The typical Northern Group Retail customer is a mom looking for comfortable, well-made clothing, for herself or her children. The Canadian-based retailer has more than 225 ladies' Northern Reflections and children's Northern Gateway retail outlets. But there was a downside to the company's success—at the end of the day, although company executives knew how many of its more than 10,000 SKUs of clothing had been sold, they knew very little about what each customer had bought or how frequently they were shopping.

"We had historical information on how a style sold in specific stores. The view, however, was more merchant-centric than customer-centric. A buyer would be able to say, 'I bought 5,000 of this sweater and I sold 4,000 of it. Here are the stores I sold it in and here are the sizes I sold it in.' But that was all," explains Bill Booth, Northern Group's vice president of inventory management. "We used focus groups and talked to sales associates and managers to get more information, but it was all anecdotal perceptions of what was going on in the stores."

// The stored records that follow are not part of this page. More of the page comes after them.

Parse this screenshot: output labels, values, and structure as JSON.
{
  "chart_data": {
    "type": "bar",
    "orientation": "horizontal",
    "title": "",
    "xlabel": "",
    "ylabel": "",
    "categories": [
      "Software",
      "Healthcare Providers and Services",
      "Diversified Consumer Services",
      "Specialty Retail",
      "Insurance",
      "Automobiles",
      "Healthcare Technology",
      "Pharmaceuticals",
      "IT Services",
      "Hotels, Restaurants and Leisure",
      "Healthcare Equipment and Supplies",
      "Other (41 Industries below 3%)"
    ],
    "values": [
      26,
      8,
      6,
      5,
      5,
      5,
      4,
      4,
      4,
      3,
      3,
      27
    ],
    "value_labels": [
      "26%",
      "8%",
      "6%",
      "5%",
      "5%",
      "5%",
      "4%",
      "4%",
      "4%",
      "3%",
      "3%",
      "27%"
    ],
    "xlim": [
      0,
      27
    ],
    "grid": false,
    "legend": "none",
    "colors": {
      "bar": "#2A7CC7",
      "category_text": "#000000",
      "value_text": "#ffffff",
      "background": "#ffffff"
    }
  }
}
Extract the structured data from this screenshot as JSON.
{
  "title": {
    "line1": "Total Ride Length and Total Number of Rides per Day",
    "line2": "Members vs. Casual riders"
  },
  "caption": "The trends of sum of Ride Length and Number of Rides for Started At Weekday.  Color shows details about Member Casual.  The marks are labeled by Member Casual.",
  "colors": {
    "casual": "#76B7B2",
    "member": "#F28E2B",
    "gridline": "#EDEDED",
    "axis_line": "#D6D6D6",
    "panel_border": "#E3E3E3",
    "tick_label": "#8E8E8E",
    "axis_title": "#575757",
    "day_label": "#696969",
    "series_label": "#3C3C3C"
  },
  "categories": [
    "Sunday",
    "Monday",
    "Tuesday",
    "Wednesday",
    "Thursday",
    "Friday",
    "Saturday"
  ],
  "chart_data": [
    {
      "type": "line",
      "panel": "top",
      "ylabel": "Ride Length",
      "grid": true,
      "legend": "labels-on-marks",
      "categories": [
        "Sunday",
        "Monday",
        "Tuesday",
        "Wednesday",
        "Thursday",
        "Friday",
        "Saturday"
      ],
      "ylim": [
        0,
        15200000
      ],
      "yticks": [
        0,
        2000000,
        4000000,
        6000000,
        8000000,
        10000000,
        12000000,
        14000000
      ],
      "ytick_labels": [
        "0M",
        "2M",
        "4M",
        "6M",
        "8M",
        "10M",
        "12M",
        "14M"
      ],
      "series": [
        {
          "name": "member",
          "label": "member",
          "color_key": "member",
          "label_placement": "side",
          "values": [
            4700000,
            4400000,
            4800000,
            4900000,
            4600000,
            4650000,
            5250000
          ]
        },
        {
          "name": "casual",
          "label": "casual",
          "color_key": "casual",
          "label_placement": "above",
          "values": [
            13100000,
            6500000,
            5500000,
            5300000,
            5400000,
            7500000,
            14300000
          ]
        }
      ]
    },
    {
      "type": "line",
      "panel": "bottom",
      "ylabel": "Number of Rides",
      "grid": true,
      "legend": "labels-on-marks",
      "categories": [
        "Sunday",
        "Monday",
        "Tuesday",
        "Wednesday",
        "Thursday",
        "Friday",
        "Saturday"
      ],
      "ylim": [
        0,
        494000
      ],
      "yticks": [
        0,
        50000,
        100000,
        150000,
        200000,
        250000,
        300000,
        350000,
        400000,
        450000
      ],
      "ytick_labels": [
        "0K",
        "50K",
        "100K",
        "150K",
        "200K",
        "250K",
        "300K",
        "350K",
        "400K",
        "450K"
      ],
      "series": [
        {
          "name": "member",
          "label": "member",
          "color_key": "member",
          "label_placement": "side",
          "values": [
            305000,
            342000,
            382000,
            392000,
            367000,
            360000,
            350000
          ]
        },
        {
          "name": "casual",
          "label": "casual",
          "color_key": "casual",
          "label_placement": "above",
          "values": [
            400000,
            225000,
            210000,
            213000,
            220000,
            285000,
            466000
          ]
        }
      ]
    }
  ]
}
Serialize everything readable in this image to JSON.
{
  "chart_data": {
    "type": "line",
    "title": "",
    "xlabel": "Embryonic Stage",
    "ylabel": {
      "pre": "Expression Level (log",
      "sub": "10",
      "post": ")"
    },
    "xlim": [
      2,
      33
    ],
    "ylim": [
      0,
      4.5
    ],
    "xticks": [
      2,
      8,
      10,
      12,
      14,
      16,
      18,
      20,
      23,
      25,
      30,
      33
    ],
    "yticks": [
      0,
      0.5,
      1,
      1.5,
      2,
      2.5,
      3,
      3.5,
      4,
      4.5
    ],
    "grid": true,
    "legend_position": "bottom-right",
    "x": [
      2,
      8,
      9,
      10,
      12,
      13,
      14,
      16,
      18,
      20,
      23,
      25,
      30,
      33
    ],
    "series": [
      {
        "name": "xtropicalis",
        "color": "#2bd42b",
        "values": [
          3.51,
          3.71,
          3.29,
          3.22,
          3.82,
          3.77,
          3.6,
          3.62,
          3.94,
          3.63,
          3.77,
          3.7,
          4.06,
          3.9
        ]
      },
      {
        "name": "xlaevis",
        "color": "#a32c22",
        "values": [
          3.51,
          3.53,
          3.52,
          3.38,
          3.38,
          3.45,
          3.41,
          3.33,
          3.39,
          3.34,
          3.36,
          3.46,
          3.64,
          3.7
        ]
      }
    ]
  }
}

As a result, in 2001 the company experienced significant losses after making what were categorized as poorly structured markdowns; executives realized that pricing strategies weren't what they should have been. Too much merchandise was selling at a discount, and inventory wasn't turning over quickly enough. Customers weren't able to buy what they wanted when they wanted, because there wasn't enough space on the selling floor for new merchandise as the seasons changed. This meant Northern Group Retail was not only experiencing capital drain, but a drain of its customer loyalty as well.